Born in San Francisco, California, but a British citizen, her address on the passenger list was the Hyde Park Hotel in London. She had been living in Bermuda but indicated that her home would be in England.

Honoree was the daughter of Ferdinand Suydam Van Zandt of New York, who owned silver mines in the western USA. Her mother, Amy, was a scion of the influential Lubbock family. Her grandfather was John Lubbock, the First Baron Avebury, a former MP, banker and scientist.

He was a friend of Charles Darwin, who lived near the family home in Kent, and he helped establish archaeology as a scientific discipline. After leaving Eton College, John joined the family bank, Lubbock & Co. It later amalgamated with Coutts & Co, of which John became a partner at the tender age of 22.
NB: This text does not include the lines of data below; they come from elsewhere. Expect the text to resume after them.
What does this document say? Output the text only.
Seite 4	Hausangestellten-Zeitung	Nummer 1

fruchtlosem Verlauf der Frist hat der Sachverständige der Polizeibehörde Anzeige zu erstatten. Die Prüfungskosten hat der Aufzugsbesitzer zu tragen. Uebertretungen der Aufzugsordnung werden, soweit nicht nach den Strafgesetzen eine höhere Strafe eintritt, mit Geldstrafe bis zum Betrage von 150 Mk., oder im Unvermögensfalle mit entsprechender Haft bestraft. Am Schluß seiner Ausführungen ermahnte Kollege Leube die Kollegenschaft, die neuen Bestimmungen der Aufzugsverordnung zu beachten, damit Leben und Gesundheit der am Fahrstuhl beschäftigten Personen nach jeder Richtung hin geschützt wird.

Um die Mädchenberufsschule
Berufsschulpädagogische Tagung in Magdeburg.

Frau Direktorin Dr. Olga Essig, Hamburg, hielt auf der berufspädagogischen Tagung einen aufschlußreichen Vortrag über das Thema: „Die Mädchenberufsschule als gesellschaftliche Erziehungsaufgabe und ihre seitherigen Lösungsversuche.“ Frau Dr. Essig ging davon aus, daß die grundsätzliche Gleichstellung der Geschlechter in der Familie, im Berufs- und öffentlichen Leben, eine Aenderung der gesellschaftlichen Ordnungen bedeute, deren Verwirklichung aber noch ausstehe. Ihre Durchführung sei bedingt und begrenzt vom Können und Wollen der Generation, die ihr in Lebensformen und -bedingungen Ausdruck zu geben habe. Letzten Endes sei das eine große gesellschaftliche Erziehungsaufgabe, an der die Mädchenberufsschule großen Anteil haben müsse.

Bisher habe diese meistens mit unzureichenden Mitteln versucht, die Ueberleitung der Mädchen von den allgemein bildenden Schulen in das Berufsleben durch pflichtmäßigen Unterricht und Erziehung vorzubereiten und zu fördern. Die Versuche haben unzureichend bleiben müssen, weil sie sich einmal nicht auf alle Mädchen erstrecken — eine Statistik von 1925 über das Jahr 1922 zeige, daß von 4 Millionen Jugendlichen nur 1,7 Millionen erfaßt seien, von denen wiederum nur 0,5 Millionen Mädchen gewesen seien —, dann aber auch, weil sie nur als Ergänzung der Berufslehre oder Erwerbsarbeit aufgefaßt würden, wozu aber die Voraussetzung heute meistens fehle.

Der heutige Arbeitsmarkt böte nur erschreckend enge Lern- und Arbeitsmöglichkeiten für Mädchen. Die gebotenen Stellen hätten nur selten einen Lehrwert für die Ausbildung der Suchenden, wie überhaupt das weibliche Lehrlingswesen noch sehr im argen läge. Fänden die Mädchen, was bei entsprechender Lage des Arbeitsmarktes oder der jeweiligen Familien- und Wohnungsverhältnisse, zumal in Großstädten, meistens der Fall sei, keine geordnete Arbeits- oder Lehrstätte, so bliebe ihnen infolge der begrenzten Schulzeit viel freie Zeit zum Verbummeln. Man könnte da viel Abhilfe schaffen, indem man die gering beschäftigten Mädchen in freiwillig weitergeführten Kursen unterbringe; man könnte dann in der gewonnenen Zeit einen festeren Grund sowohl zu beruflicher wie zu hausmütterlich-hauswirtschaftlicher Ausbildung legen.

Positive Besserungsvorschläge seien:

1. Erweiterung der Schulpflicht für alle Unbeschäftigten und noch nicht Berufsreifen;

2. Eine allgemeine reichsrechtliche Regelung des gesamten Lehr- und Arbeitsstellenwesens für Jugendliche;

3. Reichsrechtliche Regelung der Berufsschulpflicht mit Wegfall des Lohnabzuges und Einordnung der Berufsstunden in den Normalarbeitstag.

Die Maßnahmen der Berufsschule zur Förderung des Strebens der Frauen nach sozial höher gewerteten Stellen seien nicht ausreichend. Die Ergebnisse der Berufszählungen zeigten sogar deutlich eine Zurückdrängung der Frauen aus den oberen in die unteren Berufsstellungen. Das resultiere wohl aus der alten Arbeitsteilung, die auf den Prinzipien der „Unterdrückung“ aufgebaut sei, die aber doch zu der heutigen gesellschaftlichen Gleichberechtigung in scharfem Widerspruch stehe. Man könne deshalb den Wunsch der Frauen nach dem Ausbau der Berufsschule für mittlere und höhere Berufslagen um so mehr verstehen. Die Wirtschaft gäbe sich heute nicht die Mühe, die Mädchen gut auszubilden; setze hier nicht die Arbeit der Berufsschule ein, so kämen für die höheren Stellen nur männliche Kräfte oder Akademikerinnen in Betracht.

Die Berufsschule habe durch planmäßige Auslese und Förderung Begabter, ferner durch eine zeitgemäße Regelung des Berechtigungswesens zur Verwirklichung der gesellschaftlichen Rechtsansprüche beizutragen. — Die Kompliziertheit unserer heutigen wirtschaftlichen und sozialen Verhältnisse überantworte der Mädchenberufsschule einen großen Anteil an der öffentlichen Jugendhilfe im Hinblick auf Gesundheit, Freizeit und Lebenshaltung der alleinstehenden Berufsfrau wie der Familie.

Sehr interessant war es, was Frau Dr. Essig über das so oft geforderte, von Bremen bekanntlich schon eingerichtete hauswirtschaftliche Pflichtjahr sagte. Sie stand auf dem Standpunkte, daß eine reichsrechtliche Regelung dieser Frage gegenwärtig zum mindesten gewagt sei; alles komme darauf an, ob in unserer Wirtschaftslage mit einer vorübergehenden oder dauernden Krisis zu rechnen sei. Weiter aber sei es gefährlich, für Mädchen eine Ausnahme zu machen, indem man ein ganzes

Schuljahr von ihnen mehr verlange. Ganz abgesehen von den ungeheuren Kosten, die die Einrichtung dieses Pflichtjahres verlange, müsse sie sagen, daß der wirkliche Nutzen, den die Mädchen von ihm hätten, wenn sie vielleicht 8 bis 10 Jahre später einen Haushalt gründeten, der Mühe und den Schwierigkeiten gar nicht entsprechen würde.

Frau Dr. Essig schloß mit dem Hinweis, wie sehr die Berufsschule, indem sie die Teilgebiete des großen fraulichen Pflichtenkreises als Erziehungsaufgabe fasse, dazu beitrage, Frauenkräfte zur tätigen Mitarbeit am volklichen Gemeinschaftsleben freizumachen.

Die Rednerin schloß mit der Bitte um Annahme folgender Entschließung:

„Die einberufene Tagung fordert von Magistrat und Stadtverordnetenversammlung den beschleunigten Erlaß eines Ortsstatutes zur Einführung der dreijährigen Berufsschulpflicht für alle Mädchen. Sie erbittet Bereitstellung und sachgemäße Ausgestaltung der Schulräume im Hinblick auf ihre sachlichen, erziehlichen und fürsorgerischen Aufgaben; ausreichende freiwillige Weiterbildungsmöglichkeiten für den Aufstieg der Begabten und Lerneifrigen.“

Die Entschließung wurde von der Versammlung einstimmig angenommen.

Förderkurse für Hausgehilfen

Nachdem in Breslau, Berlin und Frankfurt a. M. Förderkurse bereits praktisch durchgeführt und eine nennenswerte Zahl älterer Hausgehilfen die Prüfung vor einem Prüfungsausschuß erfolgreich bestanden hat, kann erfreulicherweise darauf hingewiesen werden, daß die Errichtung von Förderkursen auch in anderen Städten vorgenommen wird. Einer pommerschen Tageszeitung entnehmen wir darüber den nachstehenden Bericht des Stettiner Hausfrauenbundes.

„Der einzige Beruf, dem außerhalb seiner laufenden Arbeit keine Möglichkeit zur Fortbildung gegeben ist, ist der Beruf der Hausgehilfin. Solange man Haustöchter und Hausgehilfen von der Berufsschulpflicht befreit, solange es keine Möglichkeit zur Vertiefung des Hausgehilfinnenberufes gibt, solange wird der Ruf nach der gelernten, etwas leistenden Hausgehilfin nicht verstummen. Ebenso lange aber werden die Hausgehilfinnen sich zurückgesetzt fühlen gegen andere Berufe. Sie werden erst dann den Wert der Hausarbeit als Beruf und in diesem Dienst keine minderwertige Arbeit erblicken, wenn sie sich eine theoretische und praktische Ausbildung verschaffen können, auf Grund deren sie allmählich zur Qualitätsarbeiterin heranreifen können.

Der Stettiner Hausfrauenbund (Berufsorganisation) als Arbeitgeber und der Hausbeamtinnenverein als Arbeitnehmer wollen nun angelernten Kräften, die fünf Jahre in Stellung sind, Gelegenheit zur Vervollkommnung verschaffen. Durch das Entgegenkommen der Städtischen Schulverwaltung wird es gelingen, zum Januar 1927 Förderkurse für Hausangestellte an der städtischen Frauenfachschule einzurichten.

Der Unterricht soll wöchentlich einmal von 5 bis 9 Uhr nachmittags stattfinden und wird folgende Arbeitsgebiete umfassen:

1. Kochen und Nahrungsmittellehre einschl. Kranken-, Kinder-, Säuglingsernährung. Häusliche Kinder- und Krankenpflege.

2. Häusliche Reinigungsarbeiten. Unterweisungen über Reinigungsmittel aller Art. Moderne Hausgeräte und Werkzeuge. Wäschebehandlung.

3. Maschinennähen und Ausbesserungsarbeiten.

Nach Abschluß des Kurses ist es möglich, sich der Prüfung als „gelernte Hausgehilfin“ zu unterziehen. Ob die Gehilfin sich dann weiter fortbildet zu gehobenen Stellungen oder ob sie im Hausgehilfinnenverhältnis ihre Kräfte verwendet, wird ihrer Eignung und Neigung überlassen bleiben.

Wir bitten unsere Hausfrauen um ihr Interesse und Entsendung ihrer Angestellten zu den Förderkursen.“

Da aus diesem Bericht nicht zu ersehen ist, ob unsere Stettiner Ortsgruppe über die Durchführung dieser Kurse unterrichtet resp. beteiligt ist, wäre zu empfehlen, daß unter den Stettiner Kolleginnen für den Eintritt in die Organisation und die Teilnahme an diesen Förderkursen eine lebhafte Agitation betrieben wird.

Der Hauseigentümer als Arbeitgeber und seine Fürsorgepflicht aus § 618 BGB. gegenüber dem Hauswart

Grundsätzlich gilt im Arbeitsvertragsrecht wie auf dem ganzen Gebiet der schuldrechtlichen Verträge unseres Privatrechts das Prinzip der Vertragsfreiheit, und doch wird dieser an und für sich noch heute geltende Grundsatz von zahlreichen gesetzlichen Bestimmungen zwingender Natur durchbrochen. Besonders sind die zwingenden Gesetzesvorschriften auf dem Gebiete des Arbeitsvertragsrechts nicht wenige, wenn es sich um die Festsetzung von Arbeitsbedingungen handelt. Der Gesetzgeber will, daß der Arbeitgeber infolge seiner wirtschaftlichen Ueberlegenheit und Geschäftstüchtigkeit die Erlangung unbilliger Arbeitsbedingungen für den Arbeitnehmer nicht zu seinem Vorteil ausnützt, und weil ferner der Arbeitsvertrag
John also founded what would become the Electoral Reform Society and was influential in having Bank Holidays introduced. They were initially known as St Lubbock Days in his honour. There were other famous Lubbocks. Three of Honoree’s great-uncles played cricket for Kent – Alfred, Neville and Edgar. Edgar and Alfred also played for Old Etonians in the 1875 FA Cup Final.

 

Honoree, her mother, and sister Dagmar were very much part of high society in London. Both girls were fluent in Italian, German and French and Honoree was a talented musician. In March 1905, she was presented to King Edward VII and Queen Alexandra.

Honoree was age 28 and living with her mother in Wimbledon, London, when she married Eton- educated Major Charles James Grant Mounsey- Grant of The Hill, Carlisle, in October 1913 in Battle, Sussex.

Charles was born in Houghton, Cumberland, in 1867, and was 18 years older than his new wife, Honoree. They spent their honeymoon in Canada before sailing to Port Said to spend the winter in Egypt.

Charles was a magistrate for Cumberland and a captain in the Third Battalion of the Highland Light Infantry, his father’s old regiment. When his father died in 1893, Charles inherited the family seat as his only child.

In May 1925, Honoree and Charles sailed from England to Marseille, a voyage they made regularly. The world was their oyster. In 1938, they entered the USA in Vermont en route to Boston. They had last resided at Chateau Frontenac in Quebec, Canada.

Charles died in Bermuda in December 1944. Honoree died in the Garlands Hospital, Carlisle, on Christmas Day, 1959. She was living at the Crown and Mitre Hotel in Carlisle at the time of her death.